Stephen Sheen offers an avian analysis of how to resolve the current local audit delays caused by a “major” issue involving infrastructure assets.

Some of you may be struggling to understand why problems with infrastructure asset accounting have led to an effective embargo on signing off local authority audits. Room151’s recent news story set out the controversy, but I thought it would be helpful to explain exactly what the issue is. A little avian knowledge will assist.
Our story begins back in 1994. All across the land, accountants were busying themselves with the implementation of capital accounting …
At that time, assets were carried in the balance sheet at the amount of historical capital expenditure that had yet to be financed. This had some equivalence to depreciated historical cost (DHC), but with the significant qualification that assets would effectively disappear from the balance sheet when they had been financed from capital receipts or grants and developer contributions. A substantial part of the historical cost of the infrastructure assets held by authorities was therefore missing from the balance sheet.
An inalienable asset
Whilst other asset categories were given the gift of current value in the transition to capital accounting, infrastructure assets were left on this modified historical cost basis. This was because a fundamental characteristic of infrastructure is that it is inalienable – once it is in place, there is no prospect of digging it up and using it for something else or selling it. It was therefore decided that there was little purpose in telling people how much it might currently be worth.
Infrastructure assets are therefore the ugly ducklings of capital accounting.
Since 1994, authorities have developed strategies for maintaining the balance in accordance with Accounting Code requirements for DHC measurement. These strategies have recognised the opportunities provided by the interconnectedness of infrastructure items to account for them as single network assets made up of many parts. With the reasonable presumption that parts are not replaced until they are used up, the asset balance is maintained by adding the expenditure incurred in replacing parts and reduced by depreciation charges.

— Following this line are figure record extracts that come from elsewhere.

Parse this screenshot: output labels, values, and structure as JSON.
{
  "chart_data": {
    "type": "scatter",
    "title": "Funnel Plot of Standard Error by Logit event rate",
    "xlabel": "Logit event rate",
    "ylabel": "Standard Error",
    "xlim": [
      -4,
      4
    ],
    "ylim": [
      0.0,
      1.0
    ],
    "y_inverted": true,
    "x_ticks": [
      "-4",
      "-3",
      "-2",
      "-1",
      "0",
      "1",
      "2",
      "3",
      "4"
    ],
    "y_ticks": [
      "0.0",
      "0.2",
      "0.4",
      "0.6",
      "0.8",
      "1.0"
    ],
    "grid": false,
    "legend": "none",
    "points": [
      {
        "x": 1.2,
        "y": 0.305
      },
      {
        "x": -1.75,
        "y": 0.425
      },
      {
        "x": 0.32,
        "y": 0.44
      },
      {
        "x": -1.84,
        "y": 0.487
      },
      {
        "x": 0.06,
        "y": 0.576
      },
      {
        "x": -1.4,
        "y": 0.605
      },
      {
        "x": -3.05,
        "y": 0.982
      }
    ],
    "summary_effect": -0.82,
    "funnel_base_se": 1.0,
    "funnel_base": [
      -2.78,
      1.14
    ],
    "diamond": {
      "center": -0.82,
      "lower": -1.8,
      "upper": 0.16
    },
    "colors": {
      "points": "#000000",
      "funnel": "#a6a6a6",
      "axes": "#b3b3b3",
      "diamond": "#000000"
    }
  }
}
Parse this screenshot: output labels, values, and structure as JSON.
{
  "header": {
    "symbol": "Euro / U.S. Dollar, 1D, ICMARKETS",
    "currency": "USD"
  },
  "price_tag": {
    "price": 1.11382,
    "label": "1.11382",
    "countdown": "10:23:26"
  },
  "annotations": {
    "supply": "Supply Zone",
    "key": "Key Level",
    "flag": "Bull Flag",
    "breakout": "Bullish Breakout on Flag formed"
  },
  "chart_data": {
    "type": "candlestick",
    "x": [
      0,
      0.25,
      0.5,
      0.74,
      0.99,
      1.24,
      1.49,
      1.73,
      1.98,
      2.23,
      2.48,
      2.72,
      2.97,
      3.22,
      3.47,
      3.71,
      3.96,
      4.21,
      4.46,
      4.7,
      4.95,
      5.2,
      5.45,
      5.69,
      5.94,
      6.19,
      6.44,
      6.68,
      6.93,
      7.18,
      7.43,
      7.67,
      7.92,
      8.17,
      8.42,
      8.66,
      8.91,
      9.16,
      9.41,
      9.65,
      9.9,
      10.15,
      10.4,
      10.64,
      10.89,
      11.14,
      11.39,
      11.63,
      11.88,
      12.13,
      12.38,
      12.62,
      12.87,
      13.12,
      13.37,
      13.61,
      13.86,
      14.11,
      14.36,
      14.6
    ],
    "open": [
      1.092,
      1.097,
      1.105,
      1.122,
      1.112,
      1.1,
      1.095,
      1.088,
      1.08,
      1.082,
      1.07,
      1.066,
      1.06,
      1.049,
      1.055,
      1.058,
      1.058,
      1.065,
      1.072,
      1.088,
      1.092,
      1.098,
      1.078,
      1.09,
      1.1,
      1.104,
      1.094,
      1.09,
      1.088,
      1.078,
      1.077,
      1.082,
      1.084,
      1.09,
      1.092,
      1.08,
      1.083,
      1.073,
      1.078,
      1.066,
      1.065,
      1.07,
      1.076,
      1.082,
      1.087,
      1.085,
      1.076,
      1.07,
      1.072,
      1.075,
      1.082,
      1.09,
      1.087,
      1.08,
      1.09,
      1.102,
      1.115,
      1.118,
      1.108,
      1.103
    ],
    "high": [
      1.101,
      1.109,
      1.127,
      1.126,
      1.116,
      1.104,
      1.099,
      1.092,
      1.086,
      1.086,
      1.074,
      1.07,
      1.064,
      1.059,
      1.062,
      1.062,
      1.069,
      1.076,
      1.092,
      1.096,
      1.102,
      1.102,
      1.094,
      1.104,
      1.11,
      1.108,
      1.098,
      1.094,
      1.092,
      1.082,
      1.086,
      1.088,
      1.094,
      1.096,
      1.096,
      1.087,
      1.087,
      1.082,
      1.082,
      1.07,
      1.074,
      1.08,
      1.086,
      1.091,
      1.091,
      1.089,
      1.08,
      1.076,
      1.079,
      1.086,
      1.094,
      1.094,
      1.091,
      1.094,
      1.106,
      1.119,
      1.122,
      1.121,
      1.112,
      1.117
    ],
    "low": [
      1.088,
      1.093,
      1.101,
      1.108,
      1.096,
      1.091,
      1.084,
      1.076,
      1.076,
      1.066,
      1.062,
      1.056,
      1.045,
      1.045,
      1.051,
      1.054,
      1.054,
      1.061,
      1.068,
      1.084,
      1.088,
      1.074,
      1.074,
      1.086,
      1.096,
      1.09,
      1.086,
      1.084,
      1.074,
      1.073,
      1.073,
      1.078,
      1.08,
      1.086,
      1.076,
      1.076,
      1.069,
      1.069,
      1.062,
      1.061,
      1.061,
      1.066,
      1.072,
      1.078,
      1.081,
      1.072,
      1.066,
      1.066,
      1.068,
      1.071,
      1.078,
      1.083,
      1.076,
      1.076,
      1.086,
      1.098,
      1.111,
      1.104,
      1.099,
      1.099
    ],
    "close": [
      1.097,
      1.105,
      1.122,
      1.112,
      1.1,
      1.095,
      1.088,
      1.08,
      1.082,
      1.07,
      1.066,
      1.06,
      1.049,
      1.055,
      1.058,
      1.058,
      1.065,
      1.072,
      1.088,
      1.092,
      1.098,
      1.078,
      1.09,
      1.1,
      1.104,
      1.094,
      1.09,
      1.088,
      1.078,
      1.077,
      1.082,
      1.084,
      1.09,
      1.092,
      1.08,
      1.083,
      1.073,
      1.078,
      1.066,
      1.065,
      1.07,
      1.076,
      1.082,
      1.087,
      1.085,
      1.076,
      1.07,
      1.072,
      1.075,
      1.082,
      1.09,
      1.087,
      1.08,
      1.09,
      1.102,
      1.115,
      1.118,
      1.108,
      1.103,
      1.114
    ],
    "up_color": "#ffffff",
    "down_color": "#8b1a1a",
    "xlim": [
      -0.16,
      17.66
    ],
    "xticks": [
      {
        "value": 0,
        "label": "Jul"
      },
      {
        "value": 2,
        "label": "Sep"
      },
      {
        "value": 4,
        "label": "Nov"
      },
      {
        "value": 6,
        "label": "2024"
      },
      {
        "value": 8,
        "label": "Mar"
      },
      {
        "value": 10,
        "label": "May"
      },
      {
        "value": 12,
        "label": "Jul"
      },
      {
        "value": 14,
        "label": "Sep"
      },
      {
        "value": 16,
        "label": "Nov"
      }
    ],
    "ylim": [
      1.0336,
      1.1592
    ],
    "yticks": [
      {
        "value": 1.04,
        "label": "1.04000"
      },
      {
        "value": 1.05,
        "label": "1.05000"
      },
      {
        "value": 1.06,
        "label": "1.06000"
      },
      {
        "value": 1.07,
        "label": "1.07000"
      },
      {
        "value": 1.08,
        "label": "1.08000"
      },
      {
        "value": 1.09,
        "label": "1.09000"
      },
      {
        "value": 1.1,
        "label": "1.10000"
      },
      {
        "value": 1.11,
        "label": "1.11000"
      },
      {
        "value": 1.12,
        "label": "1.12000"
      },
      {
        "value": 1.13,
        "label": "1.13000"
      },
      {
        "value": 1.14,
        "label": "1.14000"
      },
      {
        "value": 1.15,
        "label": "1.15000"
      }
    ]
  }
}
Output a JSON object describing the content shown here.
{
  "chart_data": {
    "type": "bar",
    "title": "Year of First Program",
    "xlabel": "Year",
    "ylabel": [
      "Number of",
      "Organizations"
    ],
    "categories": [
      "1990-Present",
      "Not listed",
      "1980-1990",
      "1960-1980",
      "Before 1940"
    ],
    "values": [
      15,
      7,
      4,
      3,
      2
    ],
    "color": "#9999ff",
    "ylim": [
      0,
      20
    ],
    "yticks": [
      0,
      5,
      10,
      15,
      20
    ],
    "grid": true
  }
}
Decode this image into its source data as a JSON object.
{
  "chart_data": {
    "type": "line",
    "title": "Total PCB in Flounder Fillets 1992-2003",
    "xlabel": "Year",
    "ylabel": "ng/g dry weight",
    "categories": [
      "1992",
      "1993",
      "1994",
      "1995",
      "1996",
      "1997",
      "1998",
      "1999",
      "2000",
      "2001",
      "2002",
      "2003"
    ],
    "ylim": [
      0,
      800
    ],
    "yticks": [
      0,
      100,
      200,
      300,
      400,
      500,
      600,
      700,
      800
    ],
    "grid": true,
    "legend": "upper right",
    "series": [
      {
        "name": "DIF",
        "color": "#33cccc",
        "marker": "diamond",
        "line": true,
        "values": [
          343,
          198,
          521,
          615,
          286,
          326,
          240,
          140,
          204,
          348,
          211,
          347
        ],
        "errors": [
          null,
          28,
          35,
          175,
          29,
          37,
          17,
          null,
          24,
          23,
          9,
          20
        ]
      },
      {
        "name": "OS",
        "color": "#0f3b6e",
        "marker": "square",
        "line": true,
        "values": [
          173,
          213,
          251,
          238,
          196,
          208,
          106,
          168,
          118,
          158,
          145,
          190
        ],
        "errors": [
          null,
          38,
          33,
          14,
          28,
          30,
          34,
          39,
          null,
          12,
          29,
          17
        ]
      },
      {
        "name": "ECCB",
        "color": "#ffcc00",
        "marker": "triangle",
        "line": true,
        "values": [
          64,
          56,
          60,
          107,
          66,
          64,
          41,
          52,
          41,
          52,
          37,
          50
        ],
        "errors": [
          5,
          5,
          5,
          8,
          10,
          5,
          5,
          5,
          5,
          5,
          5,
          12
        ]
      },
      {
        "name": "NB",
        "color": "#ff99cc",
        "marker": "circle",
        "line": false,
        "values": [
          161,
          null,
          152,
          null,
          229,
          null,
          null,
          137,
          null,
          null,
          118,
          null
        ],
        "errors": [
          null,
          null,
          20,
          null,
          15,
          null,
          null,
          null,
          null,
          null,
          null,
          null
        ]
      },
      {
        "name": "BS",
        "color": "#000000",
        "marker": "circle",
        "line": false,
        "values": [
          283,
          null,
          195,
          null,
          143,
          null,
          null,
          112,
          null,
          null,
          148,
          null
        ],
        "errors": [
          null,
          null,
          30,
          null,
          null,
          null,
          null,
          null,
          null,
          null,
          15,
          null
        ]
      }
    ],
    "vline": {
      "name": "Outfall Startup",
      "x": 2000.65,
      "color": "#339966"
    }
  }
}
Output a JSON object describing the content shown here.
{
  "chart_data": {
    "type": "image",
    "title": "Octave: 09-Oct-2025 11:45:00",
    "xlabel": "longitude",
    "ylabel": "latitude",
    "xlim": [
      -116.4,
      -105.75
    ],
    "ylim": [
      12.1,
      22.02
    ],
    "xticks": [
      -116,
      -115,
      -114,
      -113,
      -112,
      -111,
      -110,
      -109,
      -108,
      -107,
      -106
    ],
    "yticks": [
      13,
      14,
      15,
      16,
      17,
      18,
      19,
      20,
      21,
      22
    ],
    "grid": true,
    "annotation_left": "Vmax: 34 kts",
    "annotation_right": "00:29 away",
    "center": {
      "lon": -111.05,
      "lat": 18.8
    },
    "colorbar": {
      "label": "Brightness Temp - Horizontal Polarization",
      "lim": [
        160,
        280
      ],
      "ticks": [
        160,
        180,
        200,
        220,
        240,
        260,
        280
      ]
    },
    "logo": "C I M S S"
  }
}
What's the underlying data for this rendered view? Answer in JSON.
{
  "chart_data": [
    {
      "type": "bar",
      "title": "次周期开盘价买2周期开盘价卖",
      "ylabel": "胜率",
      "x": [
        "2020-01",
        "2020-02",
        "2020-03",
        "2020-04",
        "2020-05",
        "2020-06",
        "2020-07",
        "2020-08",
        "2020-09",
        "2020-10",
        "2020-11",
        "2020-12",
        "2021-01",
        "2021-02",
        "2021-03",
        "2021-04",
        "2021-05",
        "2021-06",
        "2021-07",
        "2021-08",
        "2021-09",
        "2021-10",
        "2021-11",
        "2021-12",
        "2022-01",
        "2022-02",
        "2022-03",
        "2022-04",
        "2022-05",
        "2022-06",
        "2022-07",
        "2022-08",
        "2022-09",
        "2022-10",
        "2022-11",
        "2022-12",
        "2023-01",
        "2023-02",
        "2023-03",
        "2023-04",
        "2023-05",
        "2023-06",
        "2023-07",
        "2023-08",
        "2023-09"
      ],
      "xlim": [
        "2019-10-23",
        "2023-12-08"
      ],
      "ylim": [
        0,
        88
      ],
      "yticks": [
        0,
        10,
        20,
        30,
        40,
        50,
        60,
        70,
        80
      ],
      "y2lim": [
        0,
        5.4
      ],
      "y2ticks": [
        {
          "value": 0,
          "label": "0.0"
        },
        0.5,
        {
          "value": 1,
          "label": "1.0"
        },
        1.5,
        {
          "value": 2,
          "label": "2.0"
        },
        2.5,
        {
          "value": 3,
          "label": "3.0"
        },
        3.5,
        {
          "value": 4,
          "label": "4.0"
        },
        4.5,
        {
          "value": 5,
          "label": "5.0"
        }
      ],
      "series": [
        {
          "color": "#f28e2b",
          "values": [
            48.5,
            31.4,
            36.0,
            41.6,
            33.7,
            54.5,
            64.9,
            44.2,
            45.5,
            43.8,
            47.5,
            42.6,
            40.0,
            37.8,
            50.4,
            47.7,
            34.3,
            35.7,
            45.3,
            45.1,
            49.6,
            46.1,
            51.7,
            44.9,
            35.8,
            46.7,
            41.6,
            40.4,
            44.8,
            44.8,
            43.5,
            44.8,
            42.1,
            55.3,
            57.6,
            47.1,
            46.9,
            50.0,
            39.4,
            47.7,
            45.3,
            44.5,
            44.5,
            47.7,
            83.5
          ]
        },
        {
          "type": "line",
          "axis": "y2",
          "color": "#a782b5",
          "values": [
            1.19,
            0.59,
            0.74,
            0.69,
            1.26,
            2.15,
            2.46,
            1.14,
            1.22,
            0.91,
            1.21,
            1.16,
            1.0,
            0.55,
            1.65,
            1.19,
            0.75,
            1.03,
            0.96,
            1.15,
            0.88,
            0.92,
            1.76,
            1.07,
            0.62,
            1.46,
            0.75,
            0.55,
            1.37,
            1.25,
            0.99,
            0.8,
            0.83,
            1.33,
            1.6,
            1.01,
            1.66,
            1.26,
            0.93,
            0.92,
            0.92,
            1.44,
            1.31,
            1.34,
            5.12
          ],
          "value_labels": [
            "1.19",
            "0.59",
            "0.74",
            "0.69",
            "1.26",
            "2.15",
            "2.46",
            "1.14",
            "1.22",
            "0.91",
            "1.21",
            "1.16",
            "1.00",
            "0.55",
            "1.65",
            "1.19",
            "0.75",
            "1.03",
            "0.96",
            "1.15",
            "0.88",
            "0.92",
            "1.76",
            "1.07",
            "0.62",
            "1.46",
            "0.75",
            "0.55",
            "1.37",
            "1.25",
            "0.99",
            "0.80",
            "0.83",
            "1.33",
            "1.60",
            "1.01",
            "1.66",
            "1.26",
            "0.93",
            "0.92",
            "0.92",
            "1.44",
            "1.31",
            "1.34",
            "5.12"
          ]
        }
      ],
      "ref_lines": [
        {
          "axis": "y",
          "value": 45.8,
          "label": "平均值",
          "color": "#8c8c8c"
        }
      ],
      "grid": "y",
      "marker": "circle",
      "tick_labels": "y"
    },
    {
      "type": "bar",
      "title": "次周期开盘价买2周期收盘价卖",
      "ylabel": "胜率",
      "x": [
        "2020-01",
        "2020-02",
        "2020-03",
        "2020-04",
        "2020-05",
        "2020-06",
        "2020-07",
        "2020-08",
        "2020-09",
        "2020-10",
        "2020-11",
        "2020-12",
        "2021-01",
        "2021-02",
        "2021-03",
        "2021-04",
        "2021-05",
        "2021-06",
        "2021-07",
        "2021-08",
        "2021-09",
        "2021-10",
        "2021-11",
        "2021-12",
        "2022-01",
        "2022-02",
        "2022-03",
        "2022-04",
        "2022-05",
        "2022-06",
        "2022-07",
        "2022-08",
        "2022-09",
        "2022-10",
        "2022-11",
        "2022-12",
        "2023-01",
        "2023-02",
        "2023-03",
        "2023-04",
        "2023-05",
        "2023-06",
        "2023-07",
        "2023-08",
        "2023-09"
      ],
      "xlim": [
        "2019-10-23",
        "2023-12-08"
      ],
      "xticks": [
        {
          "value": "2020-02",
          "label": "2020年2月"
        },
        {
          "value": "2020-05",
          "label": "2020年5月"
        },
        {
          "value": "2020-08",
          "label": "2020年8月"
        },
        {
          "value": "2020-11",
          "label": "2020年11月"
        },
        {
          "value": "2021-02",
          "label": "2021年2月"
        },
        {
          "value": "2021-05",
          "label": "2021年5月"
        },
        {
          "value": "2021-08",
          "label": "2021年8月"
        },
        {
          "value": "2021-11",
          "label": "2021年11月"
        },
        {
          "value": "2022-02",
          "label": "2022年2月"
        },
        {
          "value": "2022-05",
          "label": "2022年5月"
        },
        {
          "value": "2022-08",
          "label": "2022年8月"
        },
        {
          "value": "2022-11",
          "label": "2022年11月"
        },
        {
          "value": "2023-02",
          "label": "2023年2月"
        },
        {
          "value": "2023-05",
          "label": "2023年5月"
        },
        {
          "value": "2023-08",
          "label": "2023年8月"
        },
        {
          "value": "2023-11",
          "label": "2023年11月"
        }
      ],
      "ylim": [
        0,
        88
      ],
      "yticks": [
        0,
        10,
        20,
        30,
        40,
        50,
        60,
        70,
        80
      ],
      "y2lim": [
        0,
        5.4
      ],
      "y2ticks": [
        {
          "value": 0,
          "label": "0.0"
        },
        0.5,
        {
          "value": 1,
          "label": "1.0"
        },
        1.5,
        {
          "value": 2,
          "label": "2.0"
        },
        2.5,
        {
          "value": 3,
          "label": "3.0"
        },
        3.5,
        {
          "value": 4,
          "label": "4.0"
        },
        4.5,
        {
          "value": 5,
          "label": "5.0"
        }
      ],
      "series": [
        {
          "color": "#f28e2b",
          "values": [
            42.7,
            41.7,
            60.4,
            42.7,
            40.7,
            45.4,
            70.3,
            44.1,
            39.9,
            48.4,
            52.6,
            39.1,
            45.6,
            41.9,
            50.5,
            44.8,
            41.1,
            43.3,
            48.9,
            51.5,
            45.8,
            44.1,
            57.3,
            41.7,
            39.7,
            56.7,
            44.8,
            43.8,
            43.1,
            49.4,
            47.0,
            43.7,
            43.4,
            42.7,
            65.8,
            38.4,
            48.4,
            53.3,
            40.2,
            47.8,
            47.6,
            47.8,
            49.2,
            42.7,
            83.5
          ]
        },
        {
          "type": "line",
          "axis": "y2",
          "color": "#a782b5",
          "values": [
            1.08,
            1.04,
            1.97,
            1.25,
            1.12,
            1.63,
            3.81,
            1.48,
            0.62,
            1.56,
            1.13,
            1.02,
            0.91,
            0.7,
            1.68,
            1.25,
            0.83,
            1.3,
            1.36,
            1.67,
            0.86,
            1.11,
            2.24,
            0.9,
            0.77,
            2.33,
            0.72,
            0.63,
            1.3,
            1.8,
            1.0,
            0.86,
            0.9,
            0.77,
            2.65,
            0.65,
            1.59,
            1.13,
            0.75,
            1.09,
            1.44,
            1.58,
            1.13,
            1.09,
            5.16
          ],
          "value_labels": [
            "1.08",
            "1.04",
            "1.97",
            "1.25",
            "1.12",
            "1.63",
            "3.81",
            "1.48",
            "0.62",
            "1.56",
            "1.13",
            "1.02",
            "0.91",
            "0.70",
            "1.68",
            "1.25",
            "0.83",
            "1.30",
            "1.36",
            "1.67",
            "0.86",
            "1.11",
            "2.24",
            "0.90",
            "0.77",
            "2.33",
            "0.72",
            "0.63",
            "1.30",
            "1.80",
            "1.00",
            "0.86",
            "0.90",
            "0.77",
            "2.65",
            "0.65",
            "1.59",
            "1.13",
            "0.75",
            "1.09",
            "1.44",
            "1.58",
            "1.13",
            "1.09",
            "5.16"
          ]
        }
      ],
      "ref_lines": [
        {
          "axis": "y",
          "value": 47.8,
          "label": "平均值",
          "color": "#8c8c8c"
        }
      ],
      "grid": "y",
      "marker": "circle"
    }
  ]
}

This simplification does depend on an effective depreciation policy for the whole asset that gives confidence that parts would have been fully depreciated by the time they are replaced (ie, their DHC is zero). The carrying amount does not then need to be adjusted for the writing out of derecognised parts.
This removes the problem of the impracticability of recording all the parts that might be replaced over the lifetime of the network.
There was an attempt in 2010s to upgrade the accounting basis for the highways network asset to current replacement cost, but this has not been accomplished. So, all through this wintertime infrastructure assets have hidden themselves away, ashamed to show their face, afraid of what others might say. Everybody seemed content that the poor ugly duckling was not worthy of attention.
What has basically happened in the last couple of months is that auditors have taken a look under the bush and found themselves disappointed not to find a swan.
But the poor ugly duckling is not a swan, was never intended to be a swan, and is incapable of ever being a swan. Unless and until we move to current replacement cost, it will always have feathers all stubby and brown.
What has basically happened in the last couple of months is that auditors have taken a look under the bush and found themselves disappointed not to find a swan.
Resolving the problem
The issue is therefore resolvable by acknowledging our ugly duckling and presenting it truly and fairly in all its stubbiness in the statement of accounts, avoiding any suggestion that it might be mistaken for a swan. The network accounting approach generally achieves this, though auditors will always be justified in asking questions about the necessary effectiveness of the authority’s depreciation policy.
But once these questions have been addressed satisfactorily, we have a reliable carrying amount for infrastructure assets in the balance sheet. Duck-shaped, but reliable.
There is a small residual technical problem, in that the Accounting Code expects an analysis of the carrying amount for infrastructure assets into gross historical cost (GHC) and accumulated depreciation (AD). For this analysis, derecognition of replacement parts would be important. For example, if a part that cost £1m were replaced, then a deduction of £1m would be required from both GHC and AD.
Without these deductions, GHC and AD will each continue to grow, with the eventual outcome that they will be materially overstated.
However, this issue is straightforwardly resolved. A proper consideration of GHC and AD would acknowledge the inherent incompleteness of data, the reducing usefulness of knowing the historical cost of long-lived assets (some of which potentially would be measured in farthings and thruppences) and the fact that capital financing does not depend on the outstanding undepreciated balance (as it would for commercial entities).
Users would be best served by not providing the analysis. No analysis – no material misstatement.
Not a major accounting issue
There is no prospect that this information could reliably inform any decision contemplated by a user of the accounts. Users would therefore be best served by not providing the analysis. No analysis – no material misstatement.
In summary, this is not a major accounting issue. It can be resolved by acknowledging the imperfections implicit in the current requirements for financial reporting and improving them by removing the disclosure of information that detracts from the key messages about an authority’s property.
You don’t need to love the ugly duckling, but with a little respect everything will be fine.
Stephen Sheen is the managing director of Ichabod’s Industries, a consultancy providing a technical accounting support service to subscribing local authorities. He was previously the senior technical manager for local government audit at PwC.